La manifestazione dei nazionalisti polacchi dello scorso 11 novembre a Varsavia (foto via Twitter)

Quali sono le chiavi del successo dei populisti in Europa dell'est

Micol Flammini

Tra Parigi e Berlino l’ondata populista è indebolita, ma a Varsavia e a Budapest stravince anche se l’economia va bene. Una ricerca

Roma. Non tutti i populismi sono uguali. E se nella vulgata quotidiana abbiamo la tendenza ad accomunare Le Pen a Orbán, Salvini a Kaczynski, in realtà nel populismo europeo c’è una grossa divisione longitudinale, tra occidente e oriente. Lo racconta bene Slawomir Sierakowski, direttore dell’Institute for advanced study di Varsavia. In un articolo, “How eastern european populism is different”, spiega perché non è possibile paragonare l’ascesa di Donald Trump negli Stati Uniti o la vittoria del leave nel Regno Unito con la radicalizzazione dei populismi nell’Europa orientale.

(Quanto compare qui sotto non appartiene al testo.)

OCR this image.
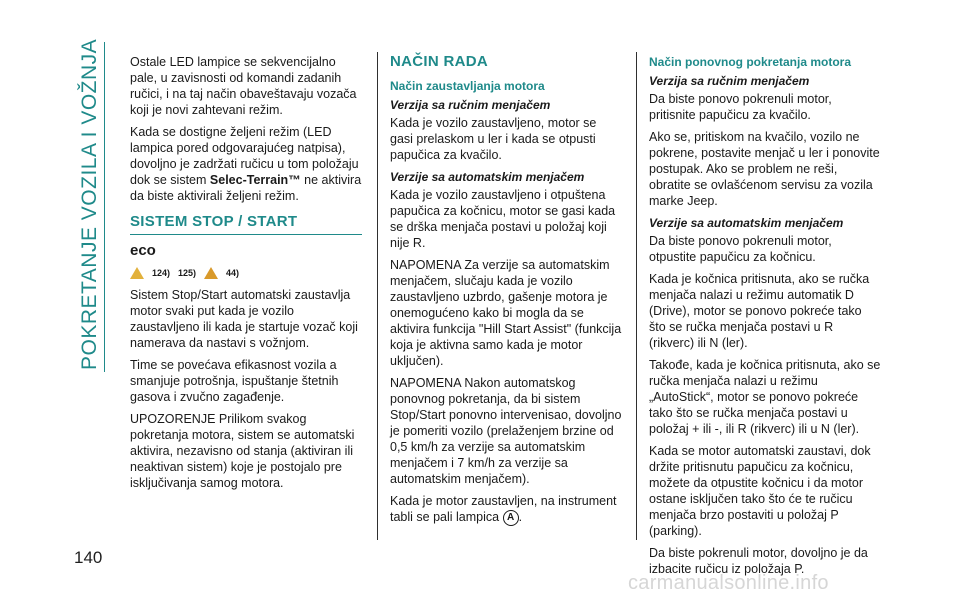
POKRETANJE VOZILA I VOŽNJA Ostale LED lampice se sekvencijalno pale, u zavisnosti od komandi zadanih ručici, i na taj način obaveštavaju vozača koji je novi zahtevani režim.

Kada se dostigne željeni režim (LED lampica pored odgovarajućeg natpisa), dovoljno je zadržati ručicu u tom položaju dok se sistem Selec-Terrain™ ne aktivira da biste aktivirali željeni režim.

SISTEM STOP / START
eco
124) 125)	44)

Sistem Stop/Start automatski zaustavlja motor svaki put kada je vozilo zaustavljeno ili kada je startuje vozač koji namerava da nastavi s vožnjom.

Time se povećava efikasnost vozila a smanjuje potrošnja, ispuštanje štetnih gasova i zvučno zagađenje.

UPOZORENJE Prilikom svakog pokretanja motora, sistem se automatski aktivira, nezavisno od stanja (aktiviran ili neaktivan sistem) koje je postojalo pre isključivanja samog motora.

NAČIN RADA
Način zaustavljanja motora
Verzija sa ručnim menjačem

Kada je vozilo zaustavljeno, motor se gasi prelaskom u ler i kada se otpusti papučica za kvačilo.

Verzije sa automatskim menjačem

Kada je vozilo zaustavljeno i otpuštena papučica za kočnicu, motor se gasi kada se drška menjača postavi u položaj koji nije R.

NAPOMENA Za verzije sa automatskim menjačem, slučaju kada je vozilo zaustavljeno uzbrdo, gašenje motora je onemogućeno kako bi mogla da se aktivira funkcija "Hill Start Assist" (funkcija koja je aktivna samo kada je motor uključen).

NAPOMENA Nakon automatskog ponovnog pokretanja, da bi sistem Stop/Start ponovno intervenisao, dovoljno je pomeriti vozilo (prelaženjem brzine od 0,5 km/h za verzije sa automatskim menjačem i 7 km/h za verzije sa automatskim menjačem).

Kada je motor zaustavljen, na instrument tabli se pali lampica A .

Način ponovnog pokretanja motora
Verzija sa ručnim menjačem

Da biste ponovo pokrenuli motor, pritisnite papučicu za kvačilo.

Ako se, pritiskom na kvačilo, vozilo ne pokrene, postavite menjač u ler i ponovite postupak. Ako se problem ne reši, obratite se ovlašćenom servisu za vozila marke Jeep.

Verzije sa automatskim menjačem

Da biste ponovo pokrenuli motor, otpustite papučicu za kočnicu.

Kada je kočnica pritisnuta, ako se ručka menjača nalazi u režimu automatik D (Drive), motor se ponovo pokreće tako što se ručka menjača postavi u R (rikverc) ili N (ler).

Takođe, kada je kočnica pritisnuta, ako se ručka menjača nalazi u režimu „AutoStick“, motor se ponovo pokreće tako što se ručka menjača postavi u položaj + ili -, ili R (rikverc) ili u N (ler).

Kada se motor automatski zaustavi, dok držite pritisnutu papučicu za kočnicu, možete da otpustite kočnicu i da motor ostane isključen tako što će te ručicu menjača brzo postaviti u položaj P (parking).

Da biste pokrenuli motor, dovoljno je da izbacite ručicu iz položaja P.

140
carmanualsonline.info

Come hanno dimostrato anche Martin Eiermann, Yascha Mounk e Limor Goultchin, politologi del Tony Blair Institute for global change, solo a est i partiti populisti battono i partiti tradizionali durante le elezioni.

 

Di quindici paesi, i nazionalisti attualmente detengono il potere in sette, in due appartengono alla coalizione di governo e in tre costituiscono la principale forza di opposizione. Il fenomeno non è dettato dalla crisi economica, anzi, l’economia di questi paesi sta benissimo. Non è nemmeno un discorso di classe: in Polonia la borghesia ha votato Kaczynski e in Ungheria Orbán. A tessere il fil rouge che lega assieme queste nazioni è la storia. La fascinazione dell’Europa orientale per i populismi si fonda su ragioni sociali e fattori politici. Primo tra tutti, il silenzio delle sinistre. La sinistra, nei paesi ex comunisti, è molto debole a causa dell’eredità sovietica. La conseguenza è che il dibattito politico esaspera una logica manichea. La distinzione non è più tra destra e sinistra, ma tra giusto e sbagliato. Secondo Sierakowski, la scelta politica degli elettori dell’est Europa è guidata da questa dicotomia. Poi c’è un problema costituzionale.

 

I paesi orientali non hanno quella tradizione di controlli ed equilibri che i paesi occidentali hanno posto per salvaguardare la democrazia. Un’ulteriore differenza importante sta nel concetto di confine. L’Europa occidentale ha da tempo superato la paura fisica di un attacco, di un’invasione o di una guerra sul suo territorio. A oriente, la frontiera è ancora un’idea antica da collegare all’idea di difesa e questo spinge i popoli dell’est ad abbracciare quei valori che il sociologo Ronald Inglehart definisce post materialistici. L’Europa orientale è ossessionata dai propri confini, questo porta i governi a versare molti soldi alla Nato e l’elettorato a votare partiti che ostentano una politica più muscolare.

 

Le istituzioni liberali e il loro sviluppo sono un altro problema. Dopotutto il liberalismo nell’Europa orientale è un’importazione, i partiti populisti non fanno fatica ad attaccare l’indipendenza giudiziaria o la libertà di parola perché non sono delle istituzioni maturate e interiorizzate. Nonostante Trump e la Brexit, gli Stati Uniti e il Regno Unito hanno una cultura del liberalismo politico e sociale profondamente radicata, nell’Europa orientale, la società civile non solo è più debole, ma vive anche la politica con maggiore distacco, e preferisce altre dimensioni, prima tra tutte quella religiosa.

  

Il populismo è dunque un’ideologia sottile e variegata che potrebbe ridisegnare i confini culturali e a sua volta politici dell’Unione europea. In occidente non sta vincendo come a oriente, ma potrebbe comunque conquistare i governi. Come? La risposta la suggerisce l’Economist questa settimana, secondo cui il successo del populismo ha costretto i partiti conservatori tradizionali ad appropriarsi di parte dell’agenda degli estremisti per sopravvivere. I populisti non vinceranno, ma forse sono già mainstream.